I relive last year’s fantastic holiday by bringing posts over from the trip blog. This doesn’t aim to be identical to the trip blog, but an improvement, with text edits and more / better photos. Find all these posts under the tag: Spain2015.
24 September 2015: We were outside the appointed meeting place, Cafe de France, ahead of time this morning, just before 8 am. Ibrahim met us and we climbed into the 6 seater 4-wheel drive. Then we spent an hour picking up one other Australian couple, Netty and Rick, and trying to find another couple who never showed up.
Finally though we set off and then spent the best part of the next 9 hours or so in the car, mainly travelling and occasionally stopping for a toilet break, a drink, photos or a meal.

Near the top of the 2,260 metre pass over the Atlas Mountains.
My impressions of the landscape we passed are overwhelmingly of dry and brown or red.

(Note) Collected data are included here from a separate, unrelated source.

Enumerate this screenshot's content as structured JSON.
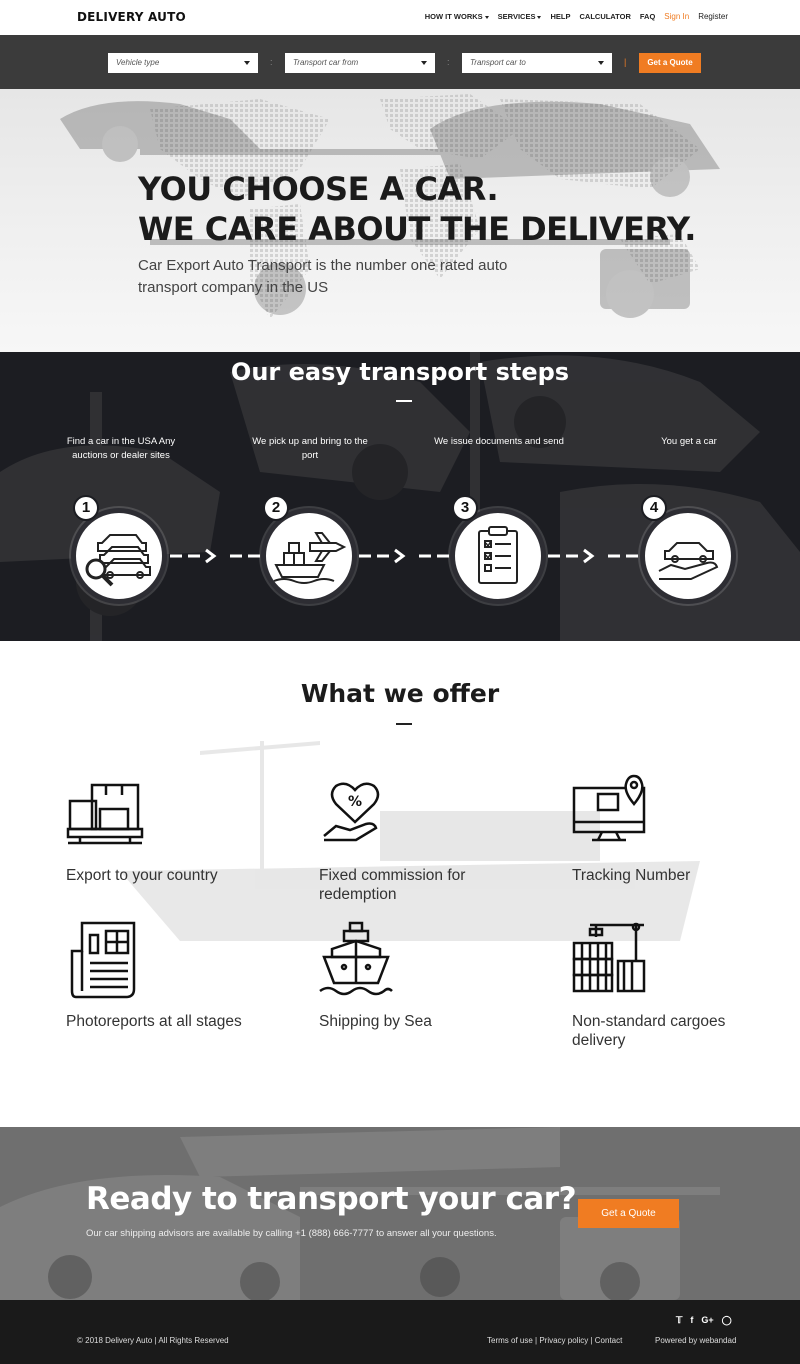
{
  "header": {
    "logo": "DELIVERY AUTO",
    "menu": {
      "how_it_works": "HOW IT WORKS",
      "services": "SERVICES",
      "help": "HELP",
      "calculator": "CALCULATOR",
      "faq": "FAQ",
      "sign_in": "Sign In",
      "register": "Register"
    }
  },
  "search": {
    "vehicle_type": "Vehicle type",
    "from": "Transport car from",
    "to": "Transport car to",
    "separator": ":",
    "quote_button": "Get a Quote"
  },
  "hero": {
    "title_line1": "YOU CHOOSE A CAR.",
    "title_line2": "WE CARE ABOUT THE DELIVERY.",
    "subtitle": "Car Export Auto Transport is the number one rated auto transport company in the US"
  },
  "steps": {
    "title": "Our easy transport steps",
    "items": [
      {
        "number": "1",
        "label": "Find a car in the USA Any auctions or dealer sites",
        "icon": "car-search-icon"
      },
      {
        "number": "2",
        "label": "We pick up and bring to the port",
        "icon": "ship-plane-icon"
      },
      {
        "number": "3",
        "label": "We issue documents and send",
        "icon": "clipboard-checklist-icon"
      },
      {
        "number": "4",
        "label": "You get a car",
        "icon": "car-in-hand-icon"
      }
    ]
  },
  "offer": {
    "title": "What we offer",
    "items": [
      {
        "label": "Export to your country",
        "icon": "boxes-pallet-icon"
      },
      {
        "label": "Fixed commission for redemption",
        "icon": "heart-percent-hand-icon"
      },
      {
        "label": "Tracking Number",
        "icon": "monitor-location-icon"
      },
      {
        "label": "Photoreports at all stages",
        "icon": "newspaper-icon"
      },
      {
        "label": "Shipping by Sea",
        "icon": "ship-icon"
      },
      {
        "label": "Non-standard cargoes delivery",
        "icon": "crane-containers-icon"
      }
    ]
  },
  "cta": {
    "title": "Ready to transport your car?",
    "text": "Our car shipping advisors are available by calling +1 (888) 666-7777 to answer all your questions.",
    "button": "Get a Quote"
  },
  "footer": {
    "copyright": "© 2018 Delivery Auto |  All Rights Reserved",
    "terms": "Terms of use",
    "privacy": "Privacy policy",
    "contact": "Contact",
    "link_sep": " | ",
    "powered": "Powered by webandad",
    "social": [
      "twitter-icon",
      "facebook-icon",
      "google-plus-icon",
      "instagram-icon"
    ]
  },
  "colors": {
    "accent": "#f07c22",
    "dark_bar": "#3b3b3b",
    "footer": "#1a1a1a"
  }
}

Dry, hostile terrain that comes as rocks and dirt and hills and mountains and valleys. Dust, and a few small plants that hold fast to the ground.
Occasionally there are patches of green, but not often, with palm trees and shrubs, and olives and other plants. In the Valley of the Roses the plants include, of course, roses, from which locals make rose oil, and rose soap and other rose products.

Red rocks in Morocco.
The buildings blend into the environment because they’re made of the same stuff. They may be cement or clay. Most give the appearance of being empty or in disrepair, but probably everyone is just shut inside avoiding the heat.

Village in Morocco.

Village in Morocco.
It’s a barren, hostile environment. I can’t conceive how people would come to this land, stay here, eke out an existence from this hard, hard place.
How different life is here from ours in comfortable New Zealand. This is so utterly different I feel I could be on another planet.

Village in Morocco.

Village in Morocco – goat flock detail.
The landscape is brown, or red, or shades of brown or red, with sometimes grey. The occasional patches of green provide very welcome relief from the desolation. There are whole huge areas where there is nothing but bare land and rocks.
I slept sometimes in the car, dozing, napping, waking again.
What a long day.

Eid sheep in the trailer.

Cactus and oasis in Morocco.

At the Valley of the Roses.
We’re spending the night at a hotel in the Dades Gorge.

Hotel Restaurant La Gazelle Du Dades.

Hotel Restaurant La Gazelle Du Dades dining room.

Dades Gorge.
Afterthought in November 2016: as I look at my photos of the interior of the Hotel Restaurant La Gazelle Du Dades I notice all the soft furnishings: rugs, table cloths, wall hangings, cushions and so on. I’ve realised today what a contrast that softness is to the hardness of the outside world, with its rocks, towering cliffs, dust and dirt.